Nine Egyptians were hanged for a deadly attack on a police station

Egyptian authorities on Monday executed nine people who were found guilty in their trial on charges of were involved in the attack on a police station in 2013 in a southern suburb of Cairo, informed a judicial source.

The executions by hanging took place in Wadi al-Natrou prison, in the northwestern part of the Egyptian capital, according to the same source.

The executed belonged to a group of about 20 people who had been sentenced – some in absentia – to the end of their sentences in 2018 for the killing of 13 police officers in the violent incidents that broke out on August 14, 2013 in Cairo, after the dissolution by the security forces of two living protests of supporters of the Islamist former president Mohamed Morsi. Hundreds of protesters were killed then.

An angry mob then stormed a police station in Kerdasa, a southern suburb of Cairo considered an Islamist stronghold.

The court source did not specify the fate of the remaining 11 convicts in 2018.

According to human rights organizations, in the extensive episodes of August 14, 2013, “one of the largest mass massacres of protesters in just one day in modern history” was committed.

“The executions (…) are a horrific demonstration of the Egyptian authorities’ contempt for their right to life and their obligations under international law,” Amnesty International said in a press release issued yesterday.

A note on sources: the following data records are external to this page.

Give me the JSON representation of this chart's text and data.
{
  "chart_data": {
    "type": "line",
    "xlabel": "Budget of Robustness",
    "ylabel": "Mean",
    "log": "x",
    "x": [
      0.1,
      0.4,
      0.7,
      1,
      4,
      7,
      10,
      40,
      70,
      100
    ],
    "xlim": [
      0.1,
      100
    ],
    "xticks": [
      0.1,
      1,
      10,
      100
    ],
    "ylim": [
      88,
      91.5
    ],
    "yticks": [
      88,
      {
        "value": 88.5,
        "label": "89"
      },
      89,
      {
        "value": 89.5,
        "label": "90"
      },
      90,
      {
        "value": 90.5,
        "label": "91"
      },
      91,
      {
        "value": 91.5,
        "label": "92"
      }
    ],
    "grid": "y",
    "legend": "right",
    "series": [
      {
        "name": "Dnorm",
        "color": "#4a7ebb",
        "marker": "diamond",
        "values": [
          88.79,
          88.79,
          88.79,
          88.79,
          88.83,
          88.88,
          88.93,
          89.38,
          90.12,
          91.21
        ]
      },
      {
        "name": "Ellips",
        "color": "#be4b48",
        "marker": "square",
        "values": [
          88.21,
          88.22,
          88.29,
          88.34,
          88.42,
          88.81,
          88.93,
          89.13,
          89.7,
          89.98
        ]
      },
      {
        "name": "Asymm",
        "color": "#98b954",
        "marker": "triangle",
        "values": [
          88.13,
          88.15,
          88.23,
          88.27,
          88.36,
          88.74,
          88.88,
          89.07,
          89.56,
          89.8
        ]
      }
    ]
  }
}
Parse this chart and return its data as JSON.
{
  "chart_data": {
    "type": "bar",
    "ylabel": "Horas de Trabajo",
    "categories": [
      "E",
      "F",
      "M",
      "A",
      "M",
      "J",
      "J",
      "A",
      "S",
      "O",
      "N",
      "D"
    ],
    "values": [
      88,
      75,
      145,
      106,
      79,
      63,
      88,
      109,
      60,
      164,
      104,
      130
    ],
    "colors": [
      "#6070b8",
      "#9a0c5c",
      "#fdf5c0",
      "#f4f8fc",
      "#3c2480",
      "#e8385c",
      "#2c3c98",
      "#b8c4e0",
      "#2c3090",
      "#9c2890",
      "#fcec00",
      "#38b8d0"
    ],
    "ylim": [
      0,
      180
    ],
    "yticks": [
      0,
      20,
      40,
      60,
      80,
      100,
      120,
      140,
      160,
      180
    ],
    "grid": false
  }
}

Executions in Egypt have often been the subject of strong criticism from human rights NGOs. According to Amnesty, the Egyptian authorities executed at least 107 people in 2020; that number was three times the annual average.

According to Human Rights Watch (HRW), during the days of Abdel Fattah al-Sisi in the presidency, since he was elected in 2014, Egypt has become one of the 10 countries in the world where the death penalty is most widely used.

Last month, 11 common criminal law detainees were executed after being convicted of murder.

Sharia is the main source of Egyptian law, under the 2014 Constitution. It justifies the use of the death penalty.

After the Egyptian army overthrew Mohamed Morsi in 2013 and Abdel Fattah al-Sisi took power the following year, a wave of relentless repression was unleashed in the country against all dissidents – Islamists, liberals, leftists – without discrimination.

People executed in the most populous Arab country are both prisoners of common criminal law and dissidents who are usually accused by Cairo authorities of “terrorist” acts.